Somehow, you will get through this. We do. We learn of strengths that we didn't know we had. The spinning you are in right now will slow down, and you will resume living. Life may be changing, but that happens anyway. We've just had the addition of the major slam of cancer.

Believe it or not, you will handle things well. I got through my year of hell (see http://csn.cancer.org/node/188600.) You will get through yours.

Alice

dianehelen's picture
dianehelen
Posts: 131
Joined: Nov 2012

Thanks for your kind words and helpful info

I meet the anesthesiologist Friday, I'll be sure to let him know my fears

2Floridiansisters's picture
2Floridiansisters
Posts: 362
Joined: May 2010

It's okay to be scared and to cry, we've all been there. It really does get better with every day that passes. I had that sentinel node dye injection, I had the wire placement, I've done chemo and radiation, I never felt one single bit of pain when I had to have that dye in me. It took about 40 minutes and then I was sent home, the following morning I had that wire put in place, never felt anything. Maybe I was just lucky or perhaps the doctor is good at what he does, I just want to let you know sometimes some of us never feel nothing. I think you'll be fine. Like you I was over weight at the time, since then I've lost all most 40 pounds, I've been determined to just take better care of myself. I wish you well.

dianehelen's picture
dianehelen
Posts: 131
Joined: Nov 2012

Thank you, that was very encouraging. Where in Florida are you? What is the wire? I was not told anything about that, just the dye and the scans following.

survivorbc09
Posts: 4378
Joined: Jun 2009

Hi DianeHelen!

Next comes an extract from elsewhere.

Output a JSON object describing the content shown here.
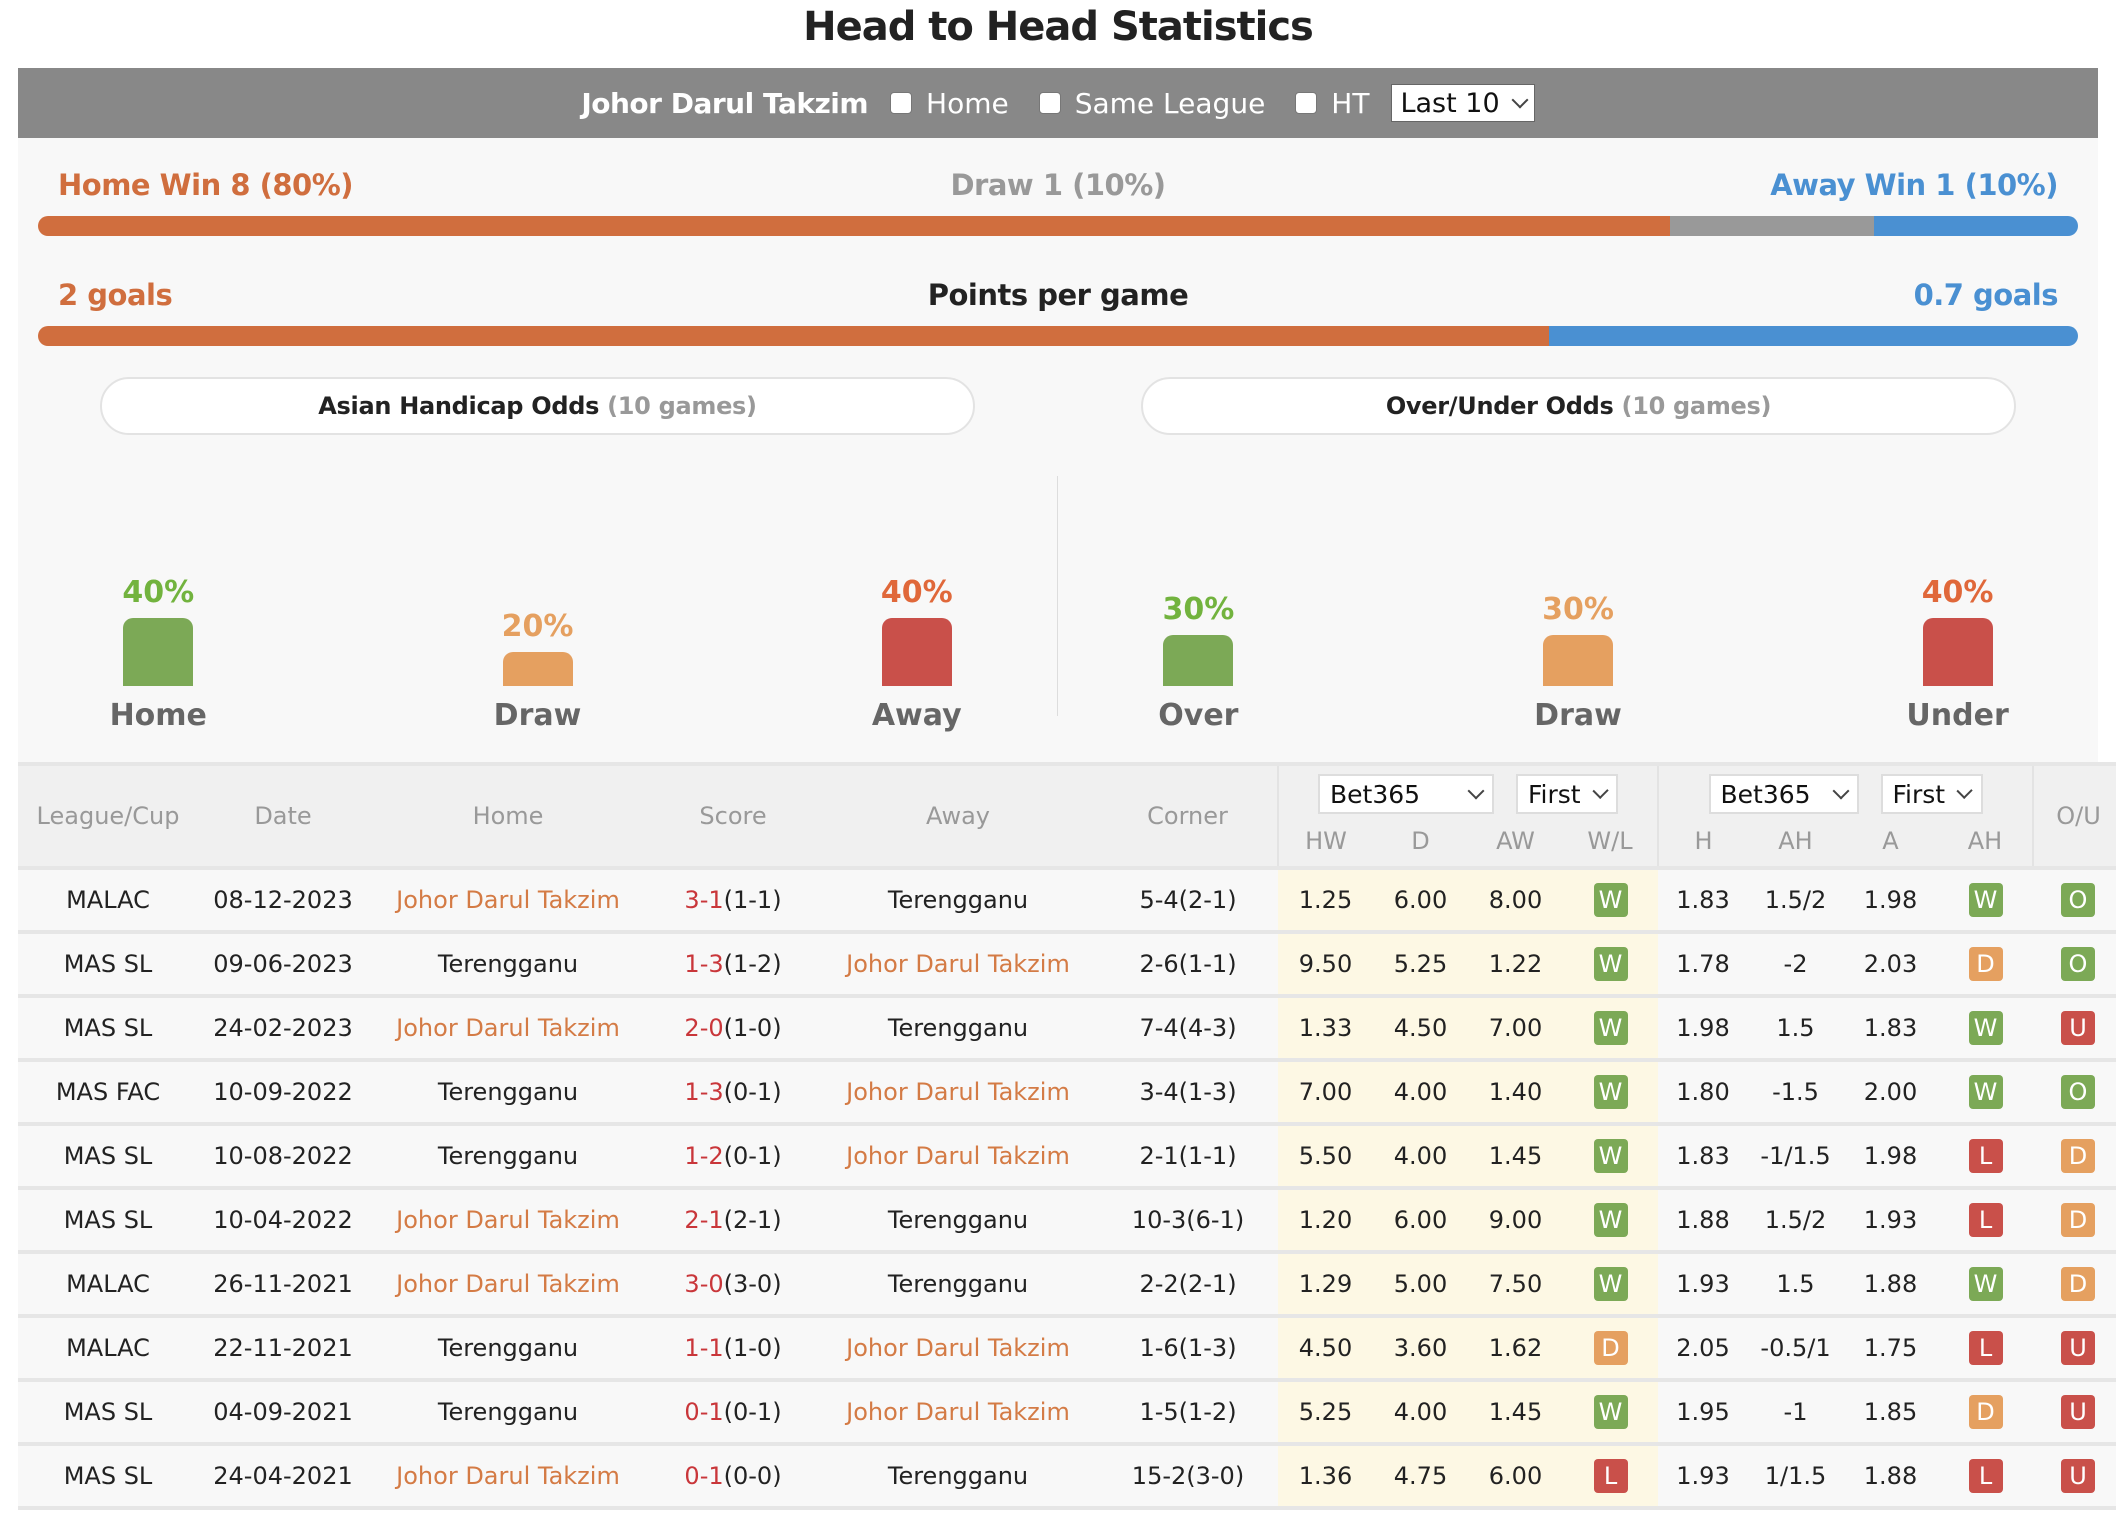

I had a lumpectomy and also had the wire placed in me prior to the surgery so the surgeon would know where the lump was exactly. It was ultrasound guided for placement. It didn't hurt as they numbed me first and all I felt was one tiny prick of a needle. I don't know if everyone has the wire placed, so, I don't know if you'll have one or not. You should have been told if you are going to. I had no chemo, but, had radiation treatments. Why did they say you need chemo already if they haven't checked your lymph nodes? Wishing you good luck!

Hugs, Jan

dianehelen's picture
dianehelen
Posts: 131
Joined: Nov 2012

Oh ok. Well they know exactly where the lump is, i found it, is close to the surface do maybe i don't need that

They said i needed chemo because the tumor size is t2 and is her2+ es+ and pr+,,

Thanks for letting me know

DebbyM's picture
DebbyM
Posts: 3294
Joined: Oct 2009

Wishing you good luck!

dianehelen's picture
dianehelen
Posts: 131
Joined: Nov 2012

Also, how was your experience with chemo etc.

PatFried
Posts: 45
Joined: Oct 2012

I have just recently gone through all that faces you. I too was terrified, scared, mad, and every emotion you can think of. I have never prayed so much and so hard my whole life. I had my lumpectomy on October 19. I will have my port put in on Tuesday and start chemo soon after in December. (Merry Christmas right?!?) I literally took One step at a time. I tried not to think past the next test or procedure.
I have read and read and read the posts on this web site. It is a wonderful source of information but sometimes you just need to stop reading because it becomes overwhelming. When I had the dye injection I felt very little. It was not painful at all for me. I also thought my life would never be the same. It won't be the same but I have to remain as positive as I can.

dianehelen's picture
dianehelen
Posts: 131
Joined: Nov 2012

Pat, so you are just a bit ahead of me on this crappy journey. I know everyone is different, but I'll be following you r progress
All the best to you

Diane

dianehelen's picture
dianehelen
Posts: 131
Joined: Nov 2012

Wierd forum, it duplicates posts. No way to delete them

JanPat
Posts: 25
Joined: Nov 2012

There is no doubt that you are facing one of the most frightening times of you life, if not the most frightening. I am not going to sugar coat it and tell you that it is no big deal because there are probably going to be some days ahead that are rough. However, you will be doing yourself a favor if you find simple little ways to help you cope. I was diagnosed with Stage IIB last December and had a lumpectomy on December 16th followed by chemo and radiation. My daughter made one of the glasses that you can place your own picture in with pictures of my grandsons and I took that glass with me to every chemo treatment. It was hard not to find a smile when I could see their beautiful little faces. I also bought a pair of fun socks for each one of my treatments. They brought a smile to the staff's face as well as mine. Most importantly, I made sure I had someone with me that loved me at every treatment. It's okay to be afraid and most definitely okay to cry but you can do this and there are a whole bunch of us that will be praying for you and cheering you on!

dianehelen's picture
dianehelen
Posts: 131
Joined: Nov 2012

Thank you janpat.

And how are you doing now?

JanPat
Posts: 25
Joined: Nov 2012

Physically I am doing well. Still get tired easier than before but nothing that stops me from enjoying what matters to me. I also deal with residual effects of chemo with mild neuropathy of my feet but again, I do not let it keep me from enjoying life. My hair started coming back in within a month of my last chemo treatment and within three months I was able to shed my hats .... Yay!!! I am now taking Arimidex and have been fortunate not to have to deal with any of the side effects.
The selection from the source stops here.